„Fällt das Baltikum, ist Berlin als Nächstes dran“
Lange warnte Estland vor bösen Absichten Russlands. Um nicht nächstes Opfer zu werden, rüstet das Land auf. Doch was täten die Verbündeten im Ernstfall?
Tallinn/Tartu – Er ist schon seit dem Morgen hier, wie jeden Tag. Geduldig knüpft Peeter Stofffetzen in ein Netz, das breit aufgespannt vor ihm hängt: beige neben oliv neben gelb neben braun. Auch ein Muster hängt da, aber der 71-Jährige weiß längst aus dem Effeff, wie so ein Tarnnetz auszusehen hat. Er tue das für die Ukraine, sagt er und kneift die Augen zusammen. „Denn wenn die Russen gewinnen, sind wir als Nächstes dran.“
Es ist schon das hundertste Tarnnetz, das Peeter und die anderen Freiwilligen hier in der Universität Tartu knüpfen – insgesamt 4000 Quadratmeter, in ganz Estland sind es über 40.000. Sie sollen ukrainische Soldaten vor Angriffen schützen und für ein wenig innere Ruhe sorgen. „Viele in meinem Umfeld haben Angst, dass die Russen auch uns angreifen könnten“, sagt Signe (43), eine andere Freiwillige. Die Arbeit hier sei ein Weg, mit der Angst umzugehen.

Ukraine-Krieg schürt Sorge vor Russland: Estland setzt auf Abschreckung
Eigentlich könnte man sich in der zweitgrößten Stadt Estlands schönere Gedanken machen. Tartu, zwei Busstunden von der Hauptstadt Tallinn entfernt, wird nächstes Jahr Europas Kulturhauptstadt sein, im Zentrum haben die Organisatoren schon einen knallroten Schriftzug aufgestellt, „#Tartu2024“, jeder Buchstabe einen Meter hoch. Aber der Krieg beschäftigt die Menschen. Denn Russland, der mächtige Nachbar im Osten, ist zu vielem fähig.
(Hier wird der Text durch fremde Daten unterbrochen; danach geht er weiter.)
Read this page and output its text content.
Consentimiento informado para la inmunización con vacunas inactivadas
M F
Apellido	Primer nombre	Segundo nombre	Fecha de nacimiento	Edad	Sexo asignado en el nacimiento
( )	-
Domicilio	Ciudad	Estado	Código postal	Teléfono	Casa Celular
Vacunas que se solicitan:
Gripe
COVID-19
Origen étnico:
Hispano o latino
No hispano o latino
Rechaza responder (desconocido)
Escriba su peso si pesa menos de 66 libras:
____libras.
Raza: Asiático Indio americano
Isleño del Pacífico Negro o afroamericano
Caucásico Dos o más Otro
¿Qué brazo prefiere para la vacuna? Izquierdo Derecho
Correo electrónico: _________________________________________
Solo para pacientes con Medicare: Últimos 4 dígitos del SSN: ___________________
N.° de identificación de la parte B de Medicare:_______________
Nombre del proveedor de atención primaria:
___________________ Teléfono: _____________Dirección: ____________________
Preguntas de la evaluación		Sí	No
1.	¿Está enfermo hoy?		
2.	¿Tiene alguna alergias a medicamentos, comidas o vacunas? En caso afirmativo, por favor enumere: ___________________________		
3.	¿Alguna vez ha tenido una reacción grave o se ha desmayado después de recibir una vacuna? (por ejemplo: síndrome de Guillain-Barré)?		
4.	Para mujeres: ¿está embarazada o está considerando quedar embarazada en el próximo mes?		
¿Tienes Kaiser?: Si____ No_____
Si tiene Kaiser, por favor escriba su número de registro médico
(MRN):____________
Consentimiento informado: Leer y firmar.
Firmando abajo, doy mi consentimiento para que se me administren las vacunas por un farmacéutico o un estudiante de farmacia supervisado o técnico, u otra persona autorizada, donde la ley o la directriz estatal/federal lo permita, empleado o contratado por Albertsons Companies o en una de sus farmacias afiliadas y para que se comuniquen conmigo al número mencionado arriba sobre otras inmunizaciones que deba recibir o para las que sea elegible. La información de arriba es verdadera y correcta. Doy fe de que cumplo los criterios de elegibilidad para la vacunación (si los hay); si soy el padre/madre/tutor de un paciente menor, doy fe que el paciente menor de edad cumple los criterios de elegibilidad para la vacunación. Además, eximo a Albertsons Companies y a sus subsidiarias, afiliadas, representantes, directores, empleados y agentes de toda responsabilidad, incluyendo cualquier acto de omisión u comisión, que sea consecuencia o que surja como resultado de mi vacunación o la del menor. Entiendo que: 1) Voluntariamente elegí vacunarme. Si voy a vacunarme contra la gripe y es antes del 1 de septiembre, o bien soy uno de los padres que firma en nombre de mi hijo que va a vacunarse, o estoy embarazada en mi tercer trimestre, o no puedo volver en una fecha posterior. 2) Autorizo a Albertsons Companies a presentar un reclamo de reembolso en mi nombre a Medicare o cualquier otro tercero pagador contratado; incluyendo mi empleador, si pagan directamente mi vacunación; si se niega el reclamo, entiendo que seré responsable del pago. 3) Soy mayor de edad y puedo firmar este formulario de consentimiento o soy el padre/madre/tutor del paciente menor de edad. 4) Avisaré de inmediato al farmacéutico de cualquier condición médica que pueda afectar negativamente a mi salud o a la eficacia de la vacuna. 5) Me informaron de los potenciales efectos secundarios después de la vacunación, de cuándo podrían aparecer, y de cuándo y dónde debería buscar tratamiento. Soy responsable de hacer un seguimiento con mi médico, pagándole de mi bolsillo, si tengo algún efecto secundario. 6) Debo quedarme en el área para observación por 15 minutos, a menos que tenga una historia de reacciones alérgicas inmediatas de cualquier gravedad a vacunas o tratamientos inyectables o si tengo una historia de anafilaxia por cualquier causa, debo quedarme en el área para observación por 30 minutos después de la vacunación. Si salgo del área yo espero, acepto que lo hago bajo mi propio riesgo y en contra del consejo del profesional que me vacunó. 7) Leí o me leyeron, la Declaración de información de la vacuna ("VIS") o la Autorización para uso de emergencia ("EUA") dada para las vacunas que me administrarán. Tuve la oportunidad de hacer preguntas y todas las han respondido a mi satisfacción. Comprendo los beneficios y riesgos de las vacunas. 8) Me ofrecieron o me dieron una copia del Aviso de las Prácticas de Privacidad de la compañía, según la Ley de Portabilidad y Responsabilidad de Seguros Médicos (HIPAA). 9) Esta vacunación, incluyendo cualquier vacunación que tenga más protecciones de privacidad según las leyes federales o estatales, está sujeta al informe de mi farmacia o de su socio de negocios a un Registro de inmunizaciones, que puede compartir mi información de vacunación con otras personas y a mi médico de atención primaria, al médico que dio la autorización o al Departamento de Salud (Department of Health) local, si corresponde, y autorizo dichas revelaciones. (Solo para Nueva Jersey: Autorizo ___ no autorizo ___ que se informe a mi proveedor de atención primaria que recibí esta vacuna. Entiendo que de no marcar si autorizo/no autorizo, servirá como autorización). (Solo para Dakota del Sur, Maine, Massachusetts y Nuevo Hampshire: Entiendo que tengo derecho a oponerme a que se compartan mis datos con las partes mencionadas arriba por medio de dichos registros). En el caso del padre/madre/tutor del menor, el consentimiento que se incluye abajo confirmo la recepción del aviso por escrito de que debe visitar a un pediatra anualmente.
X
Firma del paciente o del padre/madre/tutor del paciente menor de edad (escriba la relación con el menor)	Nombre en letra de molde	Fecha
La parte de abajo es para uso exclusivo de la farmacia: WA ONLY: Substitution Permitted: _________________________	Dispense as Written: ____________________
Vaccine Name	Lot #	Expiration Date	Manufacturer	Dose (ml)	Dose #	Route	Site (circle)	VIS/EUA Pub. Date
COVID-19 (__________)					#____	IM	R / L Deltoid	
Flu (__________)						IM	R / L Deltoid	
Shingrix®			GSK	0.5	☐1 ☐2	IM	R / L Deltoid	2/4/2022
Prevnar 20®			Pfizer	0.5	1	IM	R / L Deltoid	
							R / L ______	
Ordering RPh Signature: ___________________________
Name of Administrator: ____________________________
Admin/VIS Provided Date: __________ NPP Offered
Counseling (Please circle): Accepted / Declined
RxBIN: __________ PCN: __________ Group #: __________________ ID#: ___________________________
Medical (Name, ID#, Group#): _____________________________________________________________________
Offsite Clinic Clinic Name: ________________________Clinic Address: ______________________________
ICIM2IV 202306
Estland ist kein Land in Panik, aber eines, das um seine Verwundbarkeit weiß. Lange warnten sie hier vor der Kriegslust Moskaus, allzu lange nahmen die Verbündeten in Europa die Gefahr nicht ernst. Mit dem Überfall auf die Ukraine hat sich das geändert. Die Nato hat den Schutz des Baltikums jetzt besonders im Blick. Und Estland, das Land an der östlichen Flanke des Bündnisses, rüstet auf.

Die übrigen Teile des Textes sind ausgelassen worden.